For much of the 1940s, America was at war. A lot of men were away fighting, so many women did jobs that would normally have been done by men, working in heavy industry, farming, forestry, on the railways and buses etc. About 350,000 women joined the women's services, mostly the Women's Army and the nursing corps. and of course a lot of women were working int he same sort of jobs they were doing before the war, teaching, nursing, secretarial work, in libraries, social work , as telephonists etc.
Generally, women expected to give up work when they married, unless they were very poor and had no choice but to keep working. However, during the war married women who were not working were encouraged to do war work (although the majority did not)
Rationing made the lives of women more complicated, as many kinds of food were restricted, like sugar, coffee, butter, certain types of meat and canned goods as well as things like gasoline, tires and stockings. Unable to find stockings, many women wore leg makeup instead. And since the stockings of the 1940s had seams down the back, women's magazines ran guides on how to draw a realistic-looking line down the calf.
Civilians got stamps every month that gave them the right to buy different products. "My mother and all the neighbors would get together around the dining-room table and they'd be changing a sugar coupon for a bread or a meat coupon. " It was like a giant Monopoly game." said Sheril Cunning, who was a child in Long Beach, California, during the war.
There were private schools, but in general in those days far more young people would have left school to go to work at an earlier age than they would nowadays.
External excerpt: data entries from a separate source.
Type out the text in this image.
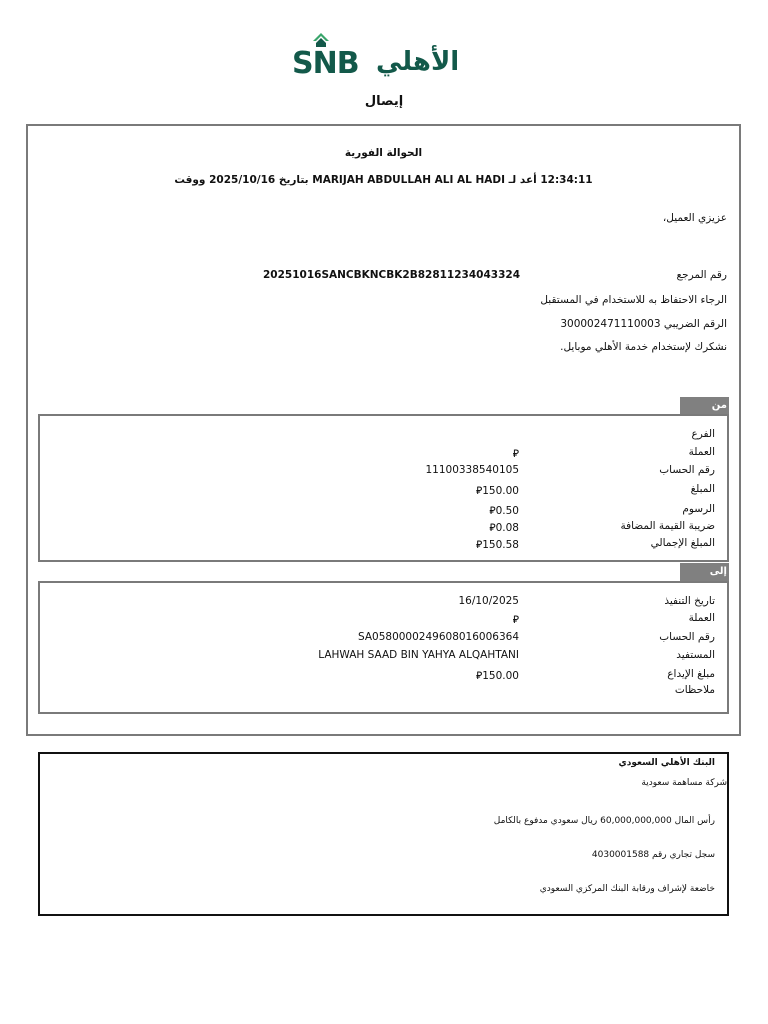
SNB الأهلي
إيصال
الحوالة الفورية
12:34:11 أعد لـ MARIJAH ABDULLAH ALI AL HADI بتاريخ 2025/10/16 ووقت
عزيزي العميل،
رقم المرجع
20251016SANCBKNCBK2B82811234043324
الرجاء الاحتفاظ به للاستخدام في المستقبل
الرقم الضريبي 300002471110003
نشكرك لإستخدام خدمة الأهلي موبايل.
من
الفرع
العملة
⃁
رقم الحساب
11100338540105
المبلغ
⃁150.00
الرسوم
⃁0.50
ضريبة القيمة المضافة
⃁0.08
المبلغ الإجمالي
⃁150.58
إلى
تاريخ التنفيذ
16/10/2025
العملة
⃁
رقم الحساب
SA0580000249608016006364
المستفيد
LAHWAH SAAD BIN YAHYA ALQAHTANI
مبلغ الإيداع
⃁150.00
ملاحظات
البنك الأهلي السعودي
شركة مساهمة سعودية
رأس المال 60,000,000,000 ريال سعودي مدفوع بالكامل
سجل تجاري رقم 4030001588
خاضعة لإشراف ورقابة البنك المركزي السعودي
Fewer people went to college. Girls who were in school would have studied many of the same subjects they do today, but there would have been more importance given to cookery and sewing, which were regarded as important skills for girls. Relations between teachers and students would have been more formal than they are now.
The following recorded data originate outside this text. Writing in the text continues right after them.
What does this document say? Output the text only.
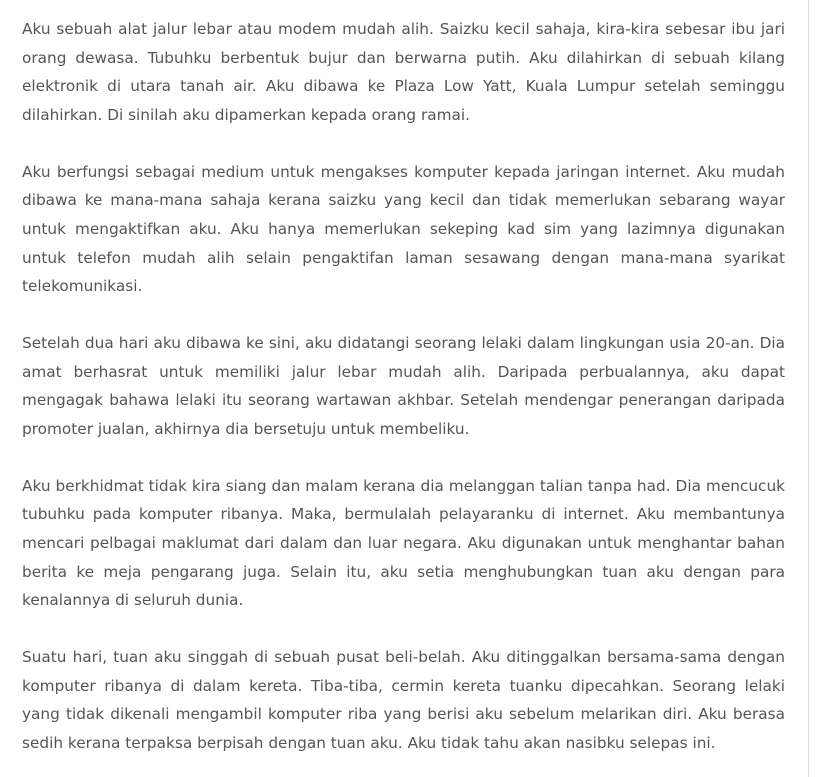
Aku sebuah alat jalur lebar atau modem mudah alih. Saizku kecil sahaja, kira-kira sebesar ibu jari orang dewasa. Tubuhku berbentuk bujur dan berwarna putih. Aku dilahirkan di sebuah kilang elektronik di utara tanah air. Aku dibawa ke Plaza Low Yatt, Kuala Lumpur setelah seminggu dilahirkan. Di sinilah aku dipamerkan kepada orang ramai.

Aku berfungsi sebagai medium untuk mengakses komputer kepada jaringan internet. Aku mudah dibawa ke mana-mana sahaja kerana saizku yang kecil dan tidak memerlukan sebarang wayar untuk mengaktifkan aku. Aku hanya memerlukan sekeping kad sim yang lazimnya digunakan untuk telefon mudah alih selain pengaktifan laman sesawang dengan mana-mana syarikat telekomunikasi.

Setelah dua hari aku dibawa ke sini, aku didatangi seorang lelaki dalam lingkungan usia 20-an. Dia amat berhasrat untuk memiliki jalur lebar mudah alih. Daripada perbualannya, aku dapat mengagak bahawa lelaki itu seorang wartawan akhbar. Setelah mendengar penerangan daripada promoter jualan, akhirnya dia bersetuju untuk membeliku.

Aku berkhidmat tidak kira siang dan malam kerana dia melanggan talian tanpa had. Dia mencucuk tubuhku pada komputer ribanya. Maka, bermulalah pelayaranku di internet. Aku membantunya mencari pelbagai maklumat dari dalam dan luar negara. Aku digunakan untuk menghantar bahan berita ke meja pengarang juga. Selain itu, aku setia menghubungkan tuan aku dengan para kenalannya di seluruh dunia.

Suatu hari, tuan aku singgah di sebuah pusat beli-belah. Aku ditinggalkan bersama-sama dengan komputer ribanya di dalam kereta. Tiba-tiba, cermin kereta tuanku dipecahkan. Seorang lelaki yang tidak dikenali mengambil komputer riba yang berisi aku sebelum melarikan diri. Aku berasa sedih kerana terpaksa berpisah dengan tuan aku. Aku tidak tahu akan nasibku selepas ini.
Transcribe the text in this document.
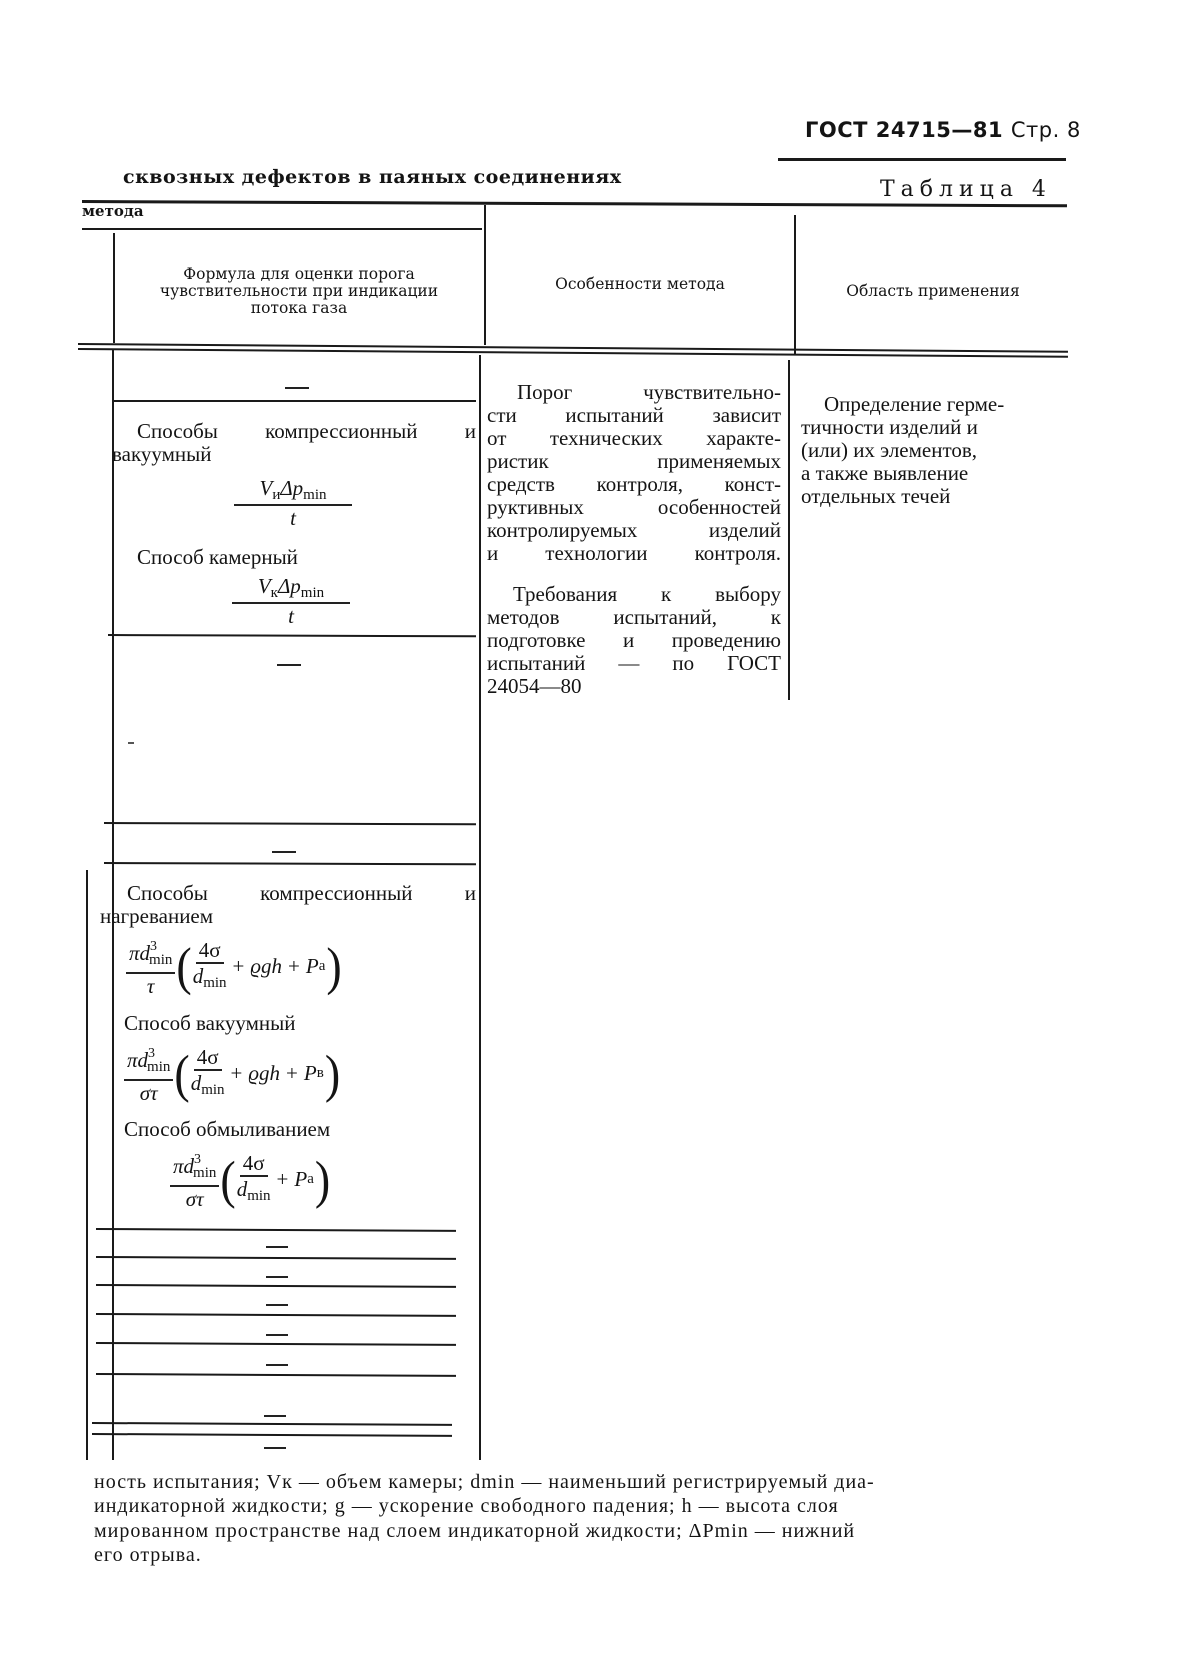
ГОСТ 24715—81 Стр. 8
сквозных дефектов в паяных соединениях	Таблица 4
метода
Формула для оценки порога
чувствительности при индикации
потока газа
Особенности метода	Область применения
Способы компрессионный и
вакуумный
$V_и\Delta p_{min}$
t
Способ камерный
$V_к\Delta p_{min}$
t
Способы компрессионный и
нагреванием
$\frac{\pi d^3_{min}}{\tau}$ ( $\frac{4\sigma}{d_{min}} + ϱgh + P$ а )
Способ вакуумный
$\frac{\pi d^3_{min}}{\sigma\tau}$ ( $\frac{4\sigma}{d_{min}} + ϱgh + P$ в )
Способ обмыливанием
$\frac{\pi d^3_{min}}{\sigma\tau}$ ( $\frac{4\sigma}{d_{min}} + P$ а )
Порог чувствительно-
сти испытаний зависит
от технических характе-
ристик применяемых
средств контроля, конст-
руктивных особенностей
контролируемых изделий
и технологии контроля.
Требования к выбору
методов испытаний, к
подготовке и проведению
испытаний — по ГОСТ
24054—80
Определение герме-
тичности изделий и
(или) их элементов,
а также выявление
отдельных течей
ность испытания; Vк — объем камеры; dmin — наименьший регистрируемый диа-
индикаторной жидкости; g — ускорение свободного падения; h — высота слоя
мированном пространстве над слоем индикаторной жидкости; ΔPmin — нижний
его отрыва.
Dance band music and jazz music was extremely popular, bands led by the likes of Duke Ellington,Louis Armstrong Artie Shaw, Benny Goodman, Glen Miller etc were very popular. Some popular singers included Bing Crosby, Frank Sinatra, Ella Fitzgerald, Dinah Sheridan, and the Andrews sisters. As many men were overseas, there were even some all-girl bands during the war years. Women would sometimes dance with each other when they went out on account of the shortage of men.
Most people went to the movies at least once a week, there would normally be a main feature, a supporting feature, a newsreel and a cartoon (Mickey Mouse or Tom and Jerry or something like that). Big stars were people like Clark Gable, James Stewart, Katherine Hepburn, Cary Grant, Bette Davis,Joan Crawford, Humphrey Bogart, Bing Crosby and Bob Hope,and the great glamour girls of the 40s, Heddy Lammar, Veronica Lake, Betty Grable, Rita Hayworth, and Esther Williams. Teenage musical stars Judy Garland, mIckey rooney and Deanna Durbin were very popular.
At home, people listened to the radio a lot. Radio in those days was more like televison is nowadays, you could listen to music, news, plays, comedy shows (Abbott and Costello were very popular for instance),quiz shows, soap operas, and broadcasts of sporting events. Television did not really become widely popular until the 1950s.
Everyone, men and women, wore a hat when they went out, and manners were generally rather more formal than they are nowadays. A man would always raise his hat when he met a woman for instance, and men would not swear or talk about risque subjects in the presence of women (what they talked about when women were not present was another matter).
The shortage of gasoline would mean that more people walked or used public transport, and a lot of people rode bicycles. People generally got more exercise than they do now just going about their ordinary lives, so there was less of an obsession with 'working out'.